Thanks, Charlie. I am not sure if the following has been considered:
Voting power will be used to vote to pools with the most volume
but the optics of the council voting on pools might look bad to an outsider. I guess what I am trying to get at is that it might seem that Curve is in the business of picking winners/losers, whereas we want to reflect being impartial as much as possible. I understand the motivation behind it but an outside project might see that negatively and potentially list their project in some other venue instead.
I think ideally we incorporate the pools’ previous week volume/fees information in the gauge weight voting page (ranked from most profitable to less) to better inform veCRV holders as they are voting on pools. Potentially, we can even have a button that will allocate your gauge weight votes proportionally to each pool base on their performance. This might be expensive gas wise and it is probably best suited to an L2 if we migrate gauge weight voting there (I think it is a good candidate).
I wanted to revisit this proposal since the vote has passed, a strategy has yet to be deployed, and things move fast in DeFi land.
Quick catchup: Vote passed on 4/23 to vest 24m CRV over 1 year to the grant council multisig that will be used to invest community funds. This allows grants payments to be financed indefinitely. The council multisig currently controls 1,565,742 CRV, of which about 1.29m CRV has the DAO’s approval to invest.
The original proposal involved using CRV as collateral to take out a stablecoin loan and deposit back into Curve.

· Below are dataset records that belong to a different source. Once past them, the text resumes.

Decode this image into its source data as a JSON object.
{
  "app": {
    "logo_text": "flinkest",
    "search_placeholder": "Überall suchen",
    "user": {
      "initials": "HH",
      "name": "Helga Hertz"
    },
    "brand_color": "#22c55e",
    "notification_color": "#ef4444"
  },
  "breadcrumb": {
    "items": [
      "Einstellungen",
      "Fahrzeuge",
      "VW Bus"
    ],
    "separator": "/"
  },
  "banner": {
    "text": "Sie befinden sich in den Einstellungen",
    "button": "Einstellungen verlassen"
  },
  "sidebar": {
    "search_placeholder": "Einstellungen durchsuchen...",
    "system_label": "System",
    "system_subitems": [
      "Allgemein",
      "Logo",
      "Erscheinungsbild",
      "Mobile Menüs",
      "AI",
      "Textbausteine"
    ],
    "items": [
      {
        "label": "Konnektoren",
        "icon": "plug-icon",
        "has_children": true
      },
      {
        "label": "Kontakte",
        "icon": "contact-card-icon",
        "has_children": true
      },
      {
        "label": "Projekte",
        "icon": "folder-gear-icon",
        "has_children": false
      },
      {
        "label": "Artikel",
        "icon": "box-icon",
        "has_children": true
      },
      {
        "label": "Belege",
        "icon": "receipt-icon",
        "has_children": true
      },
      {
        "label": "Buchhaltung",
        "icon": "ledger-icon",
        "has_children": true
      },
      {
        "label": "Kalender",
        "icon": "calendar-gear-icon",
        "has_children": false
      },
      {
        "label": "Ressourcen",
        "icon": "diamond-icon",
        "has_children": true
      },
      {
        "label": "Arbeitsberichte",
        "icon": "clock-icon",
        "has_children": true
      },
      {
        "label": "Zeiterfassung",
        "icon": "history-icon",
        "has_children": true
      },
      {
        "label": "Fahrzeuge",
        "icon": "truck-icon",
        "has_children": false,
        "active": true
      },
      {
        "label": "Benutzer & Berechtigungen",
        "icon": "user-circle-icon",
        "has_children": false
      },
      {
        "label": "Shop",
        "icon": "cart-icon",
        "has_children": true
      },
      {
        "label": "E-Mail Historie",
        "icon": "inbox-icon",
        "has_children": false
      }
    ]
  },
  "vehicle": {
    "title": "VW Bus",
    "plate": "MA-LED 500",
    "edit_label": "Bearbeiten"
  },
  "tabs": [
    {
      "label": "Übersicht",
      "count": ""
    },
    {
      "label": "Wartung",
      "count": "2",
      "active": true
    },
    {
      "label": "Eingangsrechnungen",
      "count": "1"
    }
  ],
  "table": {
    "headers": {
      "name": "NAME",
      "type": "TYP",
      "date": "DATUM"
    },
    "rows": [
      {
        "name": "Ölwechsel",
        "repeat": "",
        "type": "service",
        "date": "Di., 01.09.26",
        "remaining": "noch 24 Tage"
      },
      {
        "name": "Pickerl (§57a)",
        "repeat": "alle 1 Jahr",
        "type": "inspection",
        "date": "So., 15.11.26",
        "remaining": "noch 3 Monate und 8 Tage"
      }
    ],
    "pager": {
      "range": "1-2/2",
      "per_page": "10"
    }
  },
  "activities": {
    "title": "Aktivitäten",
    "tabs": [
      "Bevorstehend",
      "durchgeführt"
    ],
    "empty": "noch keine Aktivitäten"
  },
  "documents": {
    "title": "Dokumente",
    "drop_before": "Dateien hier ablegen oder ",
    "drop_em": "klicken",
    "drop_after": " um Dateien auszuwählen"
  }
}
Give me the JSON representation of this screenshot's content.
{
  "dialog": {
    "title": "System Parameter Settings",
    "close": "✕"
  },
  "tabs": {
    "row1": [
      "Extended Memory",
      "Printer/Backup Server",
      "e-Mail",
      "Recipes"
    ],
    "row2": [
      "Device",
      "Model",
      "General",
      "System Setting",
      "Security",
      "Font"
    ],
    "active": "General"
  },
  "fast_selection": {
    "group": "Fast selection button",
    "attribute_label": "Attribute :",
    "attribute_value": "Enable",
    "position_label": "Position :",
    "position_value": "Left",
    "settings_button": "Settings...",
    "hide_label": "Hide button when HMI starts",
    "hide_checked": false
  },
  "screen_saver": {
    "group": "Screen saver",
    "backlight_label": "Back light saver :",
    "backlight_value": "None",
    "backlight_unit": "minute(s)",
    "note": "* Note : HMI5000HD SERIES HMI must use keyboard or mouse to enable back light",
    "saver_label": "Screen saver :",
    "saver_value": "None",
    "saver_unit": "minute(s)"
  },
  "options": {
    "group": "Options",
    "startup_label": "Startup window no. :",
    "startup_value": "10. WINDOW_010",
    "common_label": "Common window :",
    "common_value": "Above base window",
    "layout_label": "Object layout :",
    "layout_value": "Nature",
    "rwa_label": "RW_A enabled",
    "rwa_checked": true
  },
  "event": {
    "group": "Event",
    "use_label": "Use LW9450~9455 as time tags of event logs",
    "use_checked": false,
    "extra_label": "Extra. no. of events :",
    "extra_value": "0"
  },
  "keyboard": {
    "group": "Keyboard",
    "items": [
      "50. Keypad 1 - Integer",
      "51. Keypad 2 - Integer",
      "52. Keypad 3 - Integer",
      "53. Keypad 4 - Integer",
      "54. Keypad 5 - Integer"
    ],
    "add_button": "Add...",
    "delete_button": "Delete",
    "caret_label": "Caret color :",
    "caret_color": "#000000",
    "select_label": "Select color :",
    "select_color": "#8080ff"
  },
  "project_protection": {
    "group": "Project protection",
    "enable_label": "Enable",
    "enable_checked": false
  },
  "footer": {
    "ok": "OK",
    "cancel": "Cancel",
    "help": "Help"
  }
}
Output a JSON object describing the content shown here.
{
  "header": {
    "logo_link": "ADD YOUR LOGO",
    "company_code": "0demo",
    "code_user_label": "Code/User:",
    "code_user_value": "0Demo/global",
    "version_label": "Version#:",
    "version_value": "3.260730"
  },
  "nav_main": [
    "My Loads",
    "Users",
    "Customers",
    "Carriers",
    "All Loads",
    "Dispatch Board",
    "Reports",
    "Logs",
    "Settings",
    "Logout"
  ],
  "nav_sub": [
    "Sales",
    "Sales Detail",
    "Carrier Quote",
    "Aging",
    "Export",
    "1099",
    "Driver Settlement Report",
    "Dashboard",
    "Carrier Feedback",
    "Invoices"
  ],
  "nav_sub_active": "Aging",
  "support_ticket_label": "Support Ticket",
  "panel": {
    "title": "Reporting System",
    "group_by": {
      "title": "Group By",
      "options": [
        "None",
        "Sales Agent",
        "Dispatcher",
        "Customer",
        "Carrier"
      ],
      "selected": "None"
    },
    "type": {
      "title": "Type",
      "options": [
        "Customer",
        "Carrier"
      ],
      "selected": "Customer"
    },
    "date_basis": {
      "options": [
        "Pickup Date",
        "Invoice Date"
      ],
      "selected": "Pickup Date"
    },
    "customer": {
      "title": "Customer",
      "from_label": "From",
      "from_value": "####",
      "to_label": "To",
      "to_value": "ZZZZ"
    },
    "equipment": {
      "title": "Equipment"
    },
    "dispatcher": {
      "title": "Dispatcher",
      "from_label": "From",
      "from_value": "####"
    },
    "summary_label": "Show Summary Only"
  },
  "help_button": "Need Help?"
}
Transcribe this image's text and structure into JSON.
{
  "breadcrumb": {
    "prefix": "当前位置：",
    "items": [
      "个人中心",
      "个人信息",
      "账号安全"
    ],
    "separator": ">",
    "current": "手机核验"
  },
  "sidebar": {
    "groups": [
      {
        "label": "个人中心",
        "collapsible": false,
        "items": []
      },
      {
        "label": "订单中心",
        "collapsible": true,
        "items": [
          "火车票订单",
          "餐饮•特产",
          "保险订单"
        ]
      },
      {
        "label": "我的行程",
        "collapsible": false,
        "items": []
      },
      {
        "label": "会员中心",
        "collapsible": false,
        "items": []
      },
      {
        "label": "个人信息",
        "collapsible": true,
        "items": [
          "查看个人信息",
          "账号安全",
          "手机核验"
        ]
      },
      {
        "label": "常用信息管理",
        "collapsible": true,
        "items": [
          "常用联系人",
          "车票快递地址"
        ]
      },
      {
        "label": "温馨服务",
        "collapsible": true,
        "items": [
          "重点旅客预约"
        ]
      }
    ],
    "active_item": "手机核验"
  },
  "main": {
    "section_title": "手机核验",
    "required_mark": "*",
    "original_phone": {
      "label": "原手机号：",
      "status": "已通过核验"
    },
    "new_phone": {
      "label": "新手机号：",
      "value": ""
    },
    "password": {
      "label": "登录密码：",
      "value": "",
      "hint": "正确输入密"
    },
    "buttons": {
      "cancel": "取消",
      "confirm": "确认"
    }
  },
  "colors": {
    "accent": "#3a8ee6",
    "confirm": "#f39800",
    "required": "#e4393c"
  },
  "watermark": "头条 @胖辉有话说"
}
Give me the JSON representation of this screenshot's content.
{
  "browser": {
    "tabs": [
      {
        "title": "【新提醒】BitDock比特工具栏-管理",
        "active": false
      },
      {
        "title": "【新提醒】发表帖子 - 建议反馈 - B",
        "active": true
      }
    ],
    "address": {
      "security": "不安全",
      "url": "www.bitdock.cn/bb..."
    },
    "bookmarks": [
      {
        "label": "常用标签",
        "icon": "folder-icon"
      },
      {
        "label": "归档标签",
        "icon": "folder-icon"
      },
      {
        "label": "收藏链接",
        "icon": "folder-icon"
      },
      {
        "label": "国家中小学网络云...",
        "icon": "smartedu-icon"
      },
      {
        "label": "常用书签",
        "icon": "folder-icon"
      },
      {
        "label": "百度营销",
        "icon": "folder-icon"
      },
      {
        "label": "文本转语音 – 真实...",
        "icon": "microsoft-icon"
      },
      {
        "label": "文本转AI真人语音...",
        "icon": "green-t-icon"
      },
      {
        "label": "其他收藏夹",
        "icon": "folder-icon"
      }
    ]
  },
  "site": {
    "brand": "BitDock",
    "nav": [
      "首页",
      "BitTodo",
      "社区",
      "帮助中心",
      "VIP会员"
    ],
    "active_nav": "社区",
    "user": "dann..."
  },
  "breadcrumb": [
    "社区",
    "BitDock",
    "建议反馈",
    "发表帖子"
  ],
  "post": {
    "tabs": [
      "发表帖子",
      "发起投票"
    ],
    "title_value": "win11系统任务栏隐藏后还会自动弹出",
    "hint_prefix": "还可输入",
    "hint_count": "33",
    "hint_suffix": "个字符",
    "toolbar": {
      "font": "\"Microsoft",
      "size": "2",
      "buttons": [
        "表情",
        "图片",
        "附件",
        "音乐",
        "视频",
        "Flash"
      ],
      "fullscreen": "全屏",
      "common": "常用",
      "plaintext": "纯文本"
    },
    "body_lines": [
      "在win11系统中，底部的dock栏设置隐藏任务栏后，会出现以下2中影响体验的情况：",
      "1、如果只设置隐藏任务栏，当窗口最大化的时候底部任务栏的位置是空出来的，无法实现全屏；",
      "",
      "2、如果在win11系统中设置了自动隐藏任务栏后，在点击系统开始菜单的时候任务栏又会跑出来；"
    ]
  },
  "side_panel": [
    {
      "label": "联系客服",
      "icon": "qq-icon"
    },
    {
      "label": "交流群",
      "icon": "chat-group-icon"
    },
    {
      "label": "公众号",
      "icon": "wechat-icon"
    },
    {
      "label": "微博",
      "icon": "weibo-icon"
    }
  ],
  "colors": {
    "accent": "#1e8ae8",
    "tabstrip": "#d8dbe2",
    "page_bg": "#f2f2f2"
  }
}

There are a couple of issues with this strategy. Liquidation risk, diluting LPs etc. I think recent developments have revealed a more ideal strategy for these funds:
Lock CRV as cvxCRV. Convex has a close relationship with Curve and provides a service that directly supports Curve and its users. Locking as cvxCRV avoids resorting to any market selling of funds and can help increase the number of LPs on Curve, also potentially increasing TVL. cvxCRV pays the usual admin fee + CVX governance token + 10% of CRV earned through Convex + any airdrops to veCRV, including the EPS airdrop. I would propose holding and staking CVX and EPS to support these partner projects (first and foremost), and also to earn additional yield. I think this is a great strategy to deploy since it doesnt involve selling CRV, it doesnt involve taking a loan, it doesnt have impermanent loss, and most of all its a symbiotic strategy that helps both Curve and its partners.